Though not all chronic diseases have a cure, consistent treatment can manage the symptoms and allow patients to maintain a good quality of life. So if your illness might last a lifetime, that’s not a reason to lose hope. Learning how to make your body stronger can let you enjoy life as if you’re not sick at all.
2. Set an Intention for Your Lifestyle Change
Aside from recovering, you should have other intentions to keep yourself motivated. For example, meeting a goal. If you want to buy a house and raise a family one day, that’s another reason to stay on track with your treatment. All your money might go to your treatment today, but if your health bounces back fast, you can save up for your house and future family soon.
If you’re not yet sure what your goals are, find meaning in your life. What’s important to you, and why? Identifying your values can help you create goals. For example, if you value your job, career development can be a suitable goal. To achieve that, you have to be fit to work. Your illness might limit your energy, but not your perseverance. If you undergo treatments without missing a beat, the barriers to your productivity will decrease.
3. Invite Physical Activity to Your Day
Avoiding fatigue doesn’t mean avoiding exercise. Stroke survivors increase their risks for a recurrent stroke if they become inactive. They also risk themselves for a fall because their bodies will become less agile.
Physical activity is proven to benefit us in all aspects of our lives. It keeps your weight in check, improves your recovery from an injury, and releases happy hormones. All of these things are important in staving off and managing a chronic disease.

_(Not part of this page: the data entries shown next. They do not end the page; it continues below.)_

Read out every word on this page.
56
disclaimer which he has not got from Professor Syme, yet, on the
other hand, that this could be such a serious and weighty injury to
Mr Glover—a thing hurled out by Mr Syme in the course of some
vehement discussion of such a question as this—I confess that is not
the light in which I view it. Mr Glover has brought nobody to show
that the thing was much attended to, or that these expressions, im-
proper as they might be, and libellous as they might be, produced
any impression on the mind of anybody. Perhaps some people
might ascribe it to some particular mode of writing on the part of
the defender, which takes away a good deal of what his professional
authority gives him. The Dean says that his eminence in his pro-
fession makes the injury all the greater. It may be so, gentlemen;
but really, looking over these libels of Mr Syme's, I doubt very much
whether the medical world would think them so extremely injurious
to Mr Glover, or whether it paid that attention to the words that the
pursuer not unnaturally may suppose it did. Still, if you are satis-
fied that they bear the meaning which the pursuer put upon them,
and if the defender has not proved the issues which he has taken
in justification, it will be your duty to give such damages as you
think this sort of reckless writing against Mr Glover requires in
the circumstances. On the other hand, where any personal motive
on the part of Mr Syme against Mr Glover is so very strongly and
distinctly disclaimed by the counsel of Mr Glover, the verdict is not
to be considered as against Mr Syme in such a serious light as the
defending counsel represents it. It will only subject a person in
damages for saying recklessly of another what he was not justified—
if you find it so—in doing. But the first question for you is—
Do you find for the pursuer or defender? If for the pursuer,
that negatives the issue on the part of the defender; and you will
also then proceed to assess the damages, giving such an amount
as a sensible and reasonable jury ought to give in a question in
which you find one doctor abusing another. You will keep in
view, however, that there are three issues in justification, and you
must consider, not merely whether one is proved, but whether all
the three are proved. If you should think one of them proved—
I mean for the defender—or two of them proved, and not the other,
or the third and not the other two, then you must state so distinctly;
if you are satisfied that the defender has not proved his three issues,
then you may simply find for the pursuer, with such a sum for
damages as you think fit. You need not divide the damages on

Include cardio, aerobic exercises, and strength training in your fitness regimen. You can hire a personal trainer to ensure that you’re making the recommended movements for your body. Other types of exercises, such as playing a sport, dancing, or outdoor activities, are beneficial, too. What’s more important than the routines themselves is your enjoyment. If you like what you’re doing, you’re less likely to stop and regress.
4. Change Your Diet
Of all lifestyle changes, shifting to a new diet is the hardest to do. Even people with chronic conditions struggle with eating healthier. But you can make it less challenging by changing your focus.
Instead of focusing on the food you can’t eat, focus on those you can eat. Sure, fast food will be missed, but isn’t it fun to make different recipes with fresh ingredients? Whole grains, vegetables, and lean meat make a scrumptious meal. Just stir-fry them with some spices. Explore with different flavors, too. You’ll have fun making healthy meals as a result.
5. Find Beauty in Your Life
Living with a chronic condition is hardly beautiful. But the things you do and the choices you make can create something beautiful in your life. For example, shoving away self-pity in favor of recovering will make you appreciate your life more. You’d stop taking things and opportunities for granted. You’d live in the moment but not lose sight of your goals.
For people without an illness, those acts might seem over-dramatic. But in truth, more people need to slow down and enjoy every moment of life. You don’t have to be sick to realize your blessings. Healthy or not, finding beauty in life is the ultimate key to overcoming all ordeals, including an incurable disease.